The structured ASIC approach has several advantages over the traditional standard-cell ASIC transition that has been conducted in the past for military sensor systems. The primary advantage is having a single vendor offering technical assistance in FPGA design, as well as transitioning to a structured ASIC. Second is the guarantee of both package and pin compatibility between FPGA and ASIC. Power estimates can be performed on FPGA and structured ASIC using the same power estimation tool. Finally, the most important reason to consider the structured ASIC design path is about risk management. A standard cell ASIC is an engineering effort with high hardware expenditures in the case of errors in chip layout, while the risks of error in transferring an FPGA netlist to the structured ASIC netlist are virtually non-existent.

Transition from FPGA to ASIC

Functional Comparison of Standard Cell ASIC vs. Structured ASIC

Traditionally, the design trade-off in an engineering design between FPGAs and ASICs has been made on the basis of cost, development time, and risk. Designing hard chips is time-consuming, expensive, and errors often lead to expensive remanufacturing. Only 39% of ASIC designs are bug-free at first silicon. FPGAs reduce this design risk, though that comes with larger device size, less power efficiency, and lower speed performance.

Miniaturization and cooling challenges are making size and power into critical design parameters. Therefore, a cost-versus-benefit trade of migrating a prototype design from FPGA-to-ASIC should be made when moving from prototype to manufacturing and deployment.

It is important to note that the decision to pursue the receiver electronics design in an FPGA flow does not require any initial design constraints for the FPGA designer. The decision to transfer to a structured ASIC design can be made well into pre-production, after all prototyping, proof-of-concept, and algorithmic testing is performed using the FPGA design and test bench.

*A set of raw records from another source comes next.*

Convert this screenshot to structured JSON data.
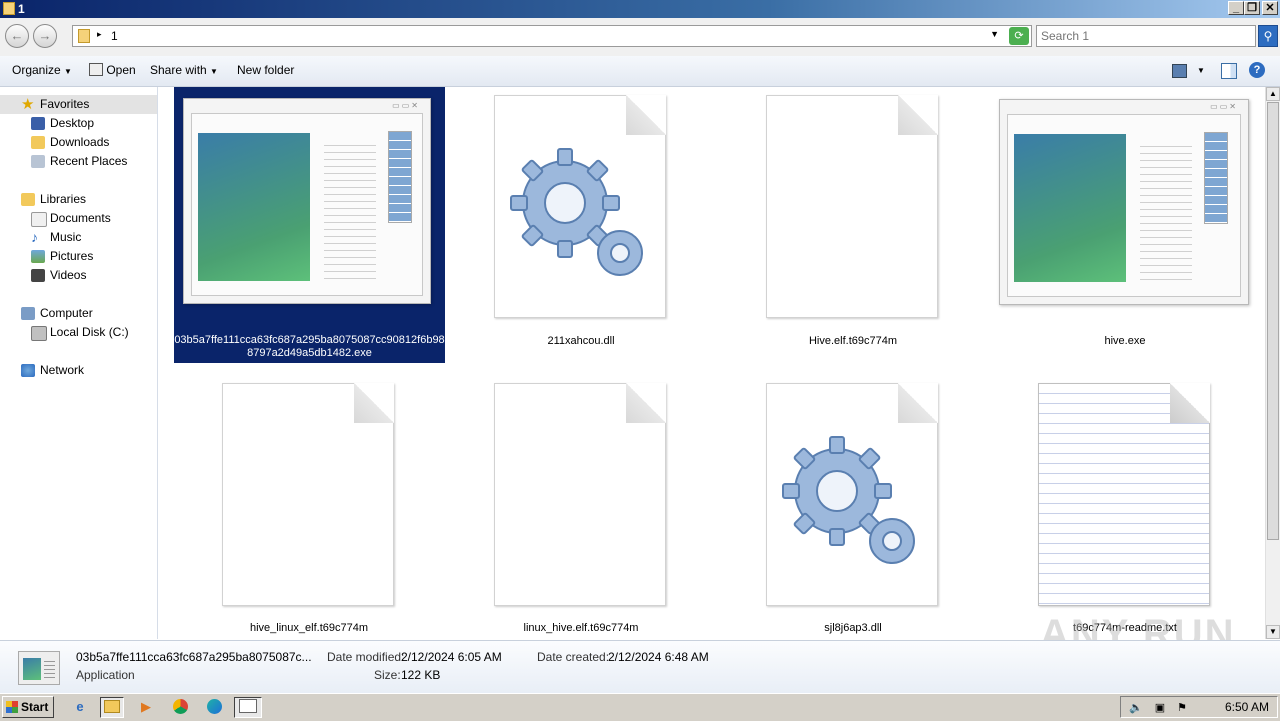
{
  "window": {
    "title": "1"
  },
  "address": {
    "path": "1"
  },
  "search": {
    "placeholder": "Search 1"
  },
  "toolbar": {
    "organize": "Organize",
    "open": "Open",
    "share_with": "Share with",
    "new_folder": "New folder"
  },
  "sidebar": {
    "favorites": "Favorites",
    "desktop": "Desktop",
    "downloads": "Downloads",
    "recent_places": "Recent Places",
    "libraries": "Libraries",
    "documents": "Documents",
    "music": "Music",
    "pictures": "Pictures",
    "videos": "Videos",
    "computer": "Computer",
    "local_disk": "Local Disk (C:)",
    "network": "Network"
  },
  "files": [
    {
      "name": "03b5a7ffe111cca63fc687a295ba8075087cc90812f6b988797a2d49a5db1482.exe",
      "icon": "application-icon"
    },
    {
      "name": "211xahcou.dll",
      "icon": "gears-icon"
    },
    {
      "name": "Hive.elf.t69c774m",
      "icon": "blank-document-icon"
    },
    {
      "name": "hive.exe",
      "icon": "application-icon"
    },
    {
      "name": "hive_linux_elf.t69c774m",
      "icon": "blank-document-icon"
    },
    {
      "name": "linux_hive.elf.t69c774m",
      "icon": "blank-document-icon"
    },
    {
      "name": "sjl8j6ap3.dll",
      "icon": "gears-icon"
    },
    {
      "name": "t69c774m-readme.txt",
      "icon": "text-document-icon"
    }
  ],
  "details": {
    "name": "03b5a7ffe111cca63fc687a295ba8075087c...",
    "type": "Application",
    "modified_label": "Date modified:",
    "modified_value": "2/12/2024 6:05 AM",
    "created_label": "Date created:",
    "created_value": "2/12/2024 6:48 AM",
    "size_label": "Size:",
    "size_value": "122 KB"
  },
  "taskbar": {
    "start": "Start",
    "clock": "6:50 AM"
  },
  "watermark": "ANY RUN"
}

The advantages of this transition from FPGA-to-ASIC allow system design to become more compact, as the FPGA footprint and cooling requirements are reduced. However, the transition does not require a receiver board re-spin, as the structured ASIC can be designed as a pin-for-pin replacement for the FPGA in the same package.

Additional advantages of an ASIC implementation in advanced sensor systems include immunity to single event upsets (SEUs) and improved Mil-Temp performance. ASIC implementations sometimes require additional compliance with International Trade in Arms Regulations (ITAR).

Silicon Re-spins in ASIC Design (Source: Collett International Research)

The design transfer from FPGA-to-ASIC demonstrates significant advantages in design flow over developing a new integrated circuit. The same code synthesis can be used for both the FPGA and structured ASIC design. Design tools then allow designers to perform separate physical optimizations for a targeted FPGA and an ASIC die. This results in two different netlists that can be used for either FPGA implementation or ASIC design performed at the structured ASIC design center. A receiver design can progress through several prototype versions within a radar test bed before returning to the synthesis step and pursuing a structured ASIC device.

Due to the complexity of radar systems design, engineers should maintain as much flexibility as possible through system definition and prototyping with respect to digital logic elements. Later, when systems manufacturing and production systems are made, the program manager still has several options to meet changing requirements on cost, power, heat, performance, and form factor. FPGAs offer maximum design flexibility, while the design transition option to structured ASIC increases that flexibility for radar systems designers.